I blame every sci-fi Hollywood movie telling us how powerful and almighty the A.I is. How it's going to be the magic pill that entirely destroys or saves humanity by itself.

Now we have an entire generation believing this crap.

[–] pennomi@lemmy.world 7 points 3 days ago (1 children)

I mean, it still could be. But LLMs are not that AGI we’re expecting.

[–] taladar@sh.itjust.works 3 points 3 days ago

The difficult question about AGI destroying humanity is deciding whether to be afraid of that option or to cheer it on and LLM enthusiasts are certainly among the people heavily pushing me towards the 'cheer it on' option.

[–] ShinkanTrain@lemmy.ml 5 points 3 days ago* (last edited 3 days ago)

You can blame Hollywood for a lot of things, including this, but sci-fi authors have been doing it for longer.

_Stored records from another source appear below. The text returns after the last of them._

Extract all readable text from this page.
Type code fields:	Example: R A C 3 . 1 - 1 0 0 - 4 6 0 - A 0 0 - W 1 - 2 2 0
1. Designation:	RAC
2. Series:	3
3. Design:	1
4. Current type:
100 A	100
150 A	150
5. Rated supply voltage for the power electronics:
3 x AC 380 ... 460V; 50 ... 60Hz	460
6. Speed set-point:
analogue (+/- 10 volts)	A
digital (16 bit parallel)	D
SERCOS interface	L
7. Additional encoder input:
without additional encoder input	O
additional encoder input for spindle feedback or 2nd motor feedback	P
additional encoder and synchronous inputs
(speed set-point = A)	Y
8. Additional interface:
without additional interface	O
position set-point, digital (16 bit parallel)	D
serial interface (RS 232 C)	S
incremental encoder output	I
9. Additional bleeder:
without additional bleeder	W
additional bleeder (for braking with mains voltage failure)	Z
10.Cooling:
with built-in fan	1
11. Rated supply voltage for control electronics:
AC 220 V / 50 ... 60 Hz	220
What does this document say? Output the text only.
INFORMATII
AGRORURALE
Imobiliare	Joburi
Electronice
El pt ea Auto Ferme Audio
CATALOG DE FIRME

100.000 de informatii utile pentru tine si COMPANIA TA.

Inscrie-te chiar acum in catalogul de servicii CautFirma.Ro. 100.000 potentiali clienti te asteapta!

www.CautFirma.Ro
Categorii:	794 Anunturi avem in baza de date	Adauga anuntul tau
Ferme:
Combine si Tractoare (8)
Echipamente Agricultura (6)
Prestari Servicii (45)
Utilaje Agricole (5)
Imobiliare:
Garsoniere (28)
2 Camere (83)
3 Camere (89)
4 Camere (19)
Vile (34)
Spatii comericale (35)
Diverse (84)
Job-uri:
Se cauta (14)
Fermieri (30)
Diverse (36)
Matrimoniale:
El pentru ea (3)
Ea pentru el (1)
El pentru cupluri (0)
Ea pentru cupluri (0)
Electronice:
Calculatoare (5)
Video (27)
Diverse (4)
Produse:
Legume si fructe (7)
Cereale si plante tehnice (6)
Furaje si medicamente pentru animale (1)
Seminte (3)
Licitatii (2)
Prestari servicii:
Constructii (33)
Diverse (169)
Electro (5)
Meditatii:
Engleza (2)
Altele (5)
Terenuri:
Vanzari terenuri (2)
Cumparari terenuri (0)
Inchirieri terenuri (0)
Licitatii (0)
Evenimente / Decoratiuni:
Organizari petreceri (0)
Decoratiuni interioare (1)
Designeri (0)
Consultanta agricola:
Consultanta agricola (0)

That's where Hollywood took those stories from in the first place.

[–] logicbomb@lemmy.world 12 points 3 days ago* (last edited 3 days ago) (1 children)

This is the same market that tried to add blockchain to everything when that first became well-known.

Some of the biggest forces in the market are extraordinarily stupid people trying to ride every buzzword that comes along.

[–] bimbimboy@lemm.ee 4 points 3 days ago

Some of the biggest forces in the market are extraordinarily stupid people trying to ride every buzzword that comes along.

I think the biggest forces sell the fantasy to smaller forces. This way they can capitalize on the smaller forces believing the hype.

[–] TimewornTraveler@lemm.ee 4 points 2 days ago* (last edited 2 days ago) (1 children)

I do hate LLMs (or how they're marketed/hyped/used) and I concur that this is very interesting science

[–] Reverendender@sh.itjust.works 1 points 2 days ago

I appreciate your reasoned and measured reply, friend!

[–] Psythik@lemm.ee 2 points 2 days ago (1 children)

I like LLMs. I'm aware of their limitations, and I use them daily.

[–] NostraDavid@programming.dev 10 points 3 days ago (1 children)

I like LLMs. Instead of making a racket, I just use them, which may make it seem like everyone on Lemmy hates LLMs.

[–] crash_thepose@lemmy.ml 1 points 3 days ago

Being a teacher In academia is what makes me hate them tbh

[–] Zexks@lemmy.world 4 points 3 days ago

I love how everyone tries to jump on your comment after being called out and act like they don't absolutely hate every stitch of it. But even in their excuses you can see the lies.